Simon’s diagnosis happens more than halfway through the 169-minute film, and it is a hallmark of the general humility of her approach, and Luc Forveille’s lucid editing, that she neither coyly avoids the subject afterwards, nor lets her story overwhelm the wider project. Instead, her personal journey is sketched in roughly the same number of scenes she dedicates to anyone else’s, so she becomes one more strand in the film’s breathing, sometimes bleeding, tapestry: just one of ”Our Body’s” many vital organs.
As the movie loosely progresses through all stages of adult female life, a large portion is naturally dedicated to reproductive health. There are anxious young women seeking abortions and pregnancy advice, heartbreaking discussions of medically necessary terminations, ecstatic interludes with those who have undergone successful fertility treatments, and there is childbirth itself, both vaginal and by C-section — procedures that are shown in unflinching surgical detail. And lest anyone tries therefore to infer some biological-essentialist agenda, there are also trans men and trans women featured, including a consultation with an older patient being advised by her doctor on keeping her estrogen levels in line with those of menopausal cis women.
The patients are remarkably trusting of Simon in often extraordinarily vulnerable moments: from those intense birth sequences to the amazingly upbeat lady wisecracking her way through surgery prep, to a profoundly sad sequence during which a terminally ill woman is told that she’s being moved to palliative treatment. Her carer, who sits with her and holds her thin hand while she breaks the news, is emblematic of the film’s view of the hospital workers — doctors, nurses, midwives, therapists, counsellors and administrators — as little less than heroic. A cynic might wonder how much the presence of Simon’s camera alters the tenor of their interactions, but there is something so casual and routine about those human touches that it is impossible to believe that it’s a front.
One doctor always asks the patient to briefly lower their facemask so he’ll be able to recognize them in future. Another has the habit of doodling unartistic ballpoint diagrams to illustrate the discussion. Another is shown tirelessly using translation apps and broken Spanish to communicate with a non-French speaker. You don’t have to be ailing, or even particularly religious, to agree with the blissed-out new mother who finds time to tell the midwife who attended her, “May God bless you.”

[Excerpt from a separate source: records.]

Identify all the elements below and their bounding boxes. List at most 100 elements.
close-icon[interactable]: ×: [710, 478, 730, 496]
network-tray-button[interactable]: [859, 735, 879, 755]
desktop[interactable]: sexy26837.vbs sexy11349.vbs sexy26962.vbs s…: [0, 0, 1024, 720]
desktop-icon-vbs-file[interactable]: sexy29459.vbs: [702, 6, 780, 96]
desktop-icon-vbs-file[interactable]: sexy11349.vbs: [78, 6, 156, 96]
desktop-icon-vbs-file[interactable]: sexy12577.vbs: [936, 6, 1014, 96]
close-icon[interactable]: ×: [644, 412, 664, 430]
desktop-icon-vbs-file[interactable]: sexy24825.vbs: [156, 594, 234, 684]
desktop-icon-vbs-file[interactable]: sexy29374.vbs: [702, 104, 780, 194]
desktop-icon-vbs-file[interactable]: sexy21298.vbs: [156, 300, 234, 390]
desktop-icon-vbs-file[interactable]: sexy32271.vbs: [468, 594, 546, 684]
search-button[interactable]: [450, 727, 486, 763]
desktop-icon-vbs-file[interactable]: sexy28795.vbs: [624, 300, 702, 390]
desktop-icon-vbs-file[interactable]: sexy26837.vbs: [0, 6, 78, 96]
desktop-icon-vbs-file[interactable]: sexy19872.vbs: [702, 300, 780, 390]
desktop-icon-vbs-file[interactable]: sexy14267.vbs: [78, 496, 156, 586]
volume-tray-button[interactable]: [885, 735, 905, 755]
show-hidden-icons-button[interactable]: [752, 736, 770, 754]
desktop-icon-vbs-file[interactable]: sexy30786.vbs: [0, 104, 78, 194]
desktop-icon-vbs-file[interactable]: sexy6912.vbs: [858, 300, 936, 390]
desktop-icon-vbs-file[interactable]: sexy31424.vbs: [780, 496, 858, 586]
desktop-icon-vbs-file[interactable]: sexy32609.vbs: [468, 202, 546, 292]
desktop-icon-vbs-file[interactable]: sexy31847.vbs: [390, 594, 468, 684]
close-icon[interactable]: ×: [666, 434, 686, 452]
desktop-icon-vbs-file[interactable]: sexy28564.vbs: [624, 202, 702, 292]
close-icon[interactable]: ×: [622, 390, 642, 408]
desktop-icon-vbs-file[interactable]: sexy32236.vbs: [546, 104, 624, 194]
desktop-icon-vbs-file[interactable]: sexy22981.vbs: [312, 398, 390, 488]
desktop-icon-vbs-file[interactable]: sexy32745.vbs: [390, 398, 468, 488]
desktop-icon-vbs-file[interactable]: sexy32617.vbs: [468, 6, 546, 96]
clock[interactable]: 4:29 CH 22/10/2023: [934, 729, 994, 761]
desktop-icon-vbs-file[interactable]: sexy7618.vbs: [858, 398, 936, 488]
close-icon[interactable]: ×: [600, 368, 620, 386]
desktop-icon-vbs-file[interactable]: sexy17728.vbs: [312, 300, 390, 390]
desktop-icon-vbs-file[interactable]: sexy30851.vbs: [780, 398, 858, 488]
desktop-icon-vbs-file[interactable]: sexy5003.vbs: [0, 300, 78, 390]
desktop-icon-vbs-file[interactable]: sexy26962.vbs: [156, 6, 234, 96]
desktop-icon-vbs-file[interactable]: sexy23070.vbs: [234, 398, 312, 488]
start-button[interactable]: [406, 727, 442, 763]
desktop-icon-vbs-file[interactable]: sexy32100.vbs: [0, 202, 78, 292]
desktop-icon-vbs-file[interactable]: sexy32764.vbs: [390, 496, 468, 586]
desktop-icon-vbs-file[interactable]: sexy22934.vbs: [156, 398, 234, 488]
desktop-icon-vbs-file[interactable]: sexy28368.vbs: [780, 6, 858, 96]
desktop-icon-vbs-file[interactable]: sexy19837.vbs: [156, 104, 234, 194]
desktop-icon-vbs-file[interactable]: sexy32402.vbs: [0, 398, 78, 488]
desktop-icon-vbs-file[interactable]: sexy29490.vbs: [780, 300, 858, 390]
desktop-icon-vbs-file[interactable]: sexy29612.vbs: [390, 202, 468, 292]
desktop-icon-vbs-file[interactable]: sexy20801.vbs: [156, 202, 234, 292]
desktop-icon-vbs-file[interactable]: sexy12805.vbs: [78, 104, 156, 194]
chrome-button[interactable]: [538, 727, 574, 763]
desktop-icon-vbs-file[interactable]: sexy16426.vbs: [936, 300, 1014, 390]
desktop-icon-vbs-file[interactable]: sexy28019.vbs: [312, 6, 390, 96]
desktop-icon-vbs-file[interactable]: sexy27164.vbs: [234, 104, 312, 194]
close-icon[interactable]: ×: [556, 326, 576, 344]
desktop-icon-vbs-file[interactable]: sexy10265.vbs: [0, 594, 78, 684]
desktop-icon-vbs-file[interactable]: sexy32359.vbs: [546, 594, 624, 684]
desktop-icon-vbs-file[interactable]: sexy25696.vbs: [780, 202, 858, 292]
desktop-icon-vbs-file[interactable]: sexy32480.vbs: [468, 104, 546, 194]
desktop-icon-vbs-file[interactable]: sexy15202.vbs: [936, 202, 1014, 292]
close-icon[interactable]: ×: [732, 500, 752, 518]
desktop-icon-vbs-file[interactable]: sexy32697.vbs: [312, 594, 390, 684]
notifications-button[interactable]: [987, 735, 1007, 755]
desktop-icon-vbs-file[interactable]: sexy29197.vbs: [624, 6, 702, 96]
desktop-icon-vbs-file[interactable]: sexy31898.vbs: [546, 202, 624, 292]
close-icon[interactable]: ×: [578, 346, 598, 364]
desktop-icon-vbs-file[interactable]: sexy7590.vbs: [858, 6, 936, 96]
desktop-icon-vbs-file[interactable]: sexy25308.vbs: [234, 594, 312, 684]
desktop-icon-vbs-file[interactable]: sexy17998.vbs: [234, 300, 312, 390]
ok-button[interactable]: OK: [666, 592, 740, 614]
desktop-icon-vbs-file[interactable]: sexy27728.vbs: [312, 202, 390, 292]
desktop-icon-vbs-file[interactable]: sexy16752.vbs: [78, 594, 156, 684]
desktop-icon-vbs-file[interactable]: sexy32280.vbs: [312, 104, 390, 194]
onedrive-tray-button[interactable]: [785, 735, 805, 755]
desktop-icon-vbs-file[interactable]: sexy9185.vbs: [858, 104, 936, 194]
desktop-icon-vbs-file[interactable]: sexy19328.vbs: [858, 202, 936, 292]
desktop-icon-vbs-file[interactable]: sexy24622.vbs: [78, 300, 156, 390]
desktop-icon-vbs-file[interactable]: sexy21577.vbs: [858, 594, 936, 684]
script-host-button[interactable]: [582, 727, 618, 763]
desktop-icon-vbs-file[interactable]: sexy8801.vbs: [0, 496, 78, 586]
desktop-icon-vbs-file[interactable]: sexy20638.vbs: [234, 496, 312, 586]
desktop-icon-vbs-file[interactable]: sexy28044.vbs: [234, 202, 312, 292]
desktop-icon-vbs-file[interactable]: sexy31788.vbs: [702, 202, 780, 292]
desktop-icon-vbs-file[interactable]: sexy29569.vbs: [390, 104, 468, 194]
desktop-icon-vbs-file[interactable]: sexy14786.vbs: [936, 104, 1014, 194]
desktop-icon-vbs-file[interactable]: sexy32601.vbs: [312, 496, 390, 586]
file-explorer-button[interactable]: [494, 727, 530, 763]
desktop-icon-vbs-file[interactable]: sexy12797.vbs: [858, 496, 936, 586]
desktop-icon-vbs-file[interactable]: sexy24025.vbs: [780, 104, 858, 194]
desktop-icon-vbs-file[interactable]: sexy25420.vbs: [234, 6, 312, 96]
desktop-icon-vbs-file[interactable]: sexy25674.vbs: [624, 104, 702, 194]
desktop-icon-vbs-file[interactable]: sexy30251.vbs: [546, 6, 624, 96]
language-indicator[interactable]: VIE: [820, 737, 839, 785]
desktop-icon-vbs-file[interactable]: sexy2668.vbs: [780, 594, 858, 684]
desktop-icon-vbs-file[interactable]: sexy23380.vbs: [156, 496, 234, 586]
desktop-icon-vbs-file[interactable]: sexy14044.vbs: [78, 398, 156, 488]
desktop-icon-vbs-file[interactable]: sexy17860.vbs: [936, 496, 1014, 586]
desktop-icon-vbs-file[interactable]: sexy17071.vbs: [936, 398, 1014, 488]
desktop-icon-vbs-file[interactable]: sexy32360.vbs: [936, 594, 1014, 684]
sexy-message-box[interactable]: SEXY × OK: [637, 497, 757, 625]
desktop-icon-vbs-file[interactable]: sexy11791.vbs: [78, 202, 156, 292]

It does make “Our Body” an unabashedly admiring document of the dedication and probity of those in the French healthcare sector, only tempered by one, initially incongruous passage which takes in a protest being held at the hospital gates. Demonstrators share their anger over instances of alleged malpractice, including one harrowing account of violation in the course of a routine examination. But in retrospect, even this sequence serves to clarify Simon’s aims: a lack of transparency and a lack of basic knowledge about our rights to certain levels of safety and comfort, are central to the demonstrators’ complaints. “Our Body” provides a swift corrective, educating all of us by showing, as standard, patients receiving irreproachable care and the hospital pursuing some degree of self-accountability. We even witness a counselling session with one patient whose issues with her doctor’s dismissive attitude to her painful delivery were later discovered to be well-founded.
The protest essentially becomes an inverse-echo of the cheerful surgical patient’s gratitude to Simon for making a film in which “everyone will be able to see what happens.” What does happen is sometimes tragic, often painful, but it is always instructive — demystifying and de-objectifying the female body, which is still the locus of so much secrecy and mystery. Simon’s nonjudgmental, empathetic curiosity is the film’s great strength. But it’s also shocking that still now, in 2023, it can be such a revelation, as women, to see “Our Body” portrayed without sexualization and without stigmatization — without, in a word, shame.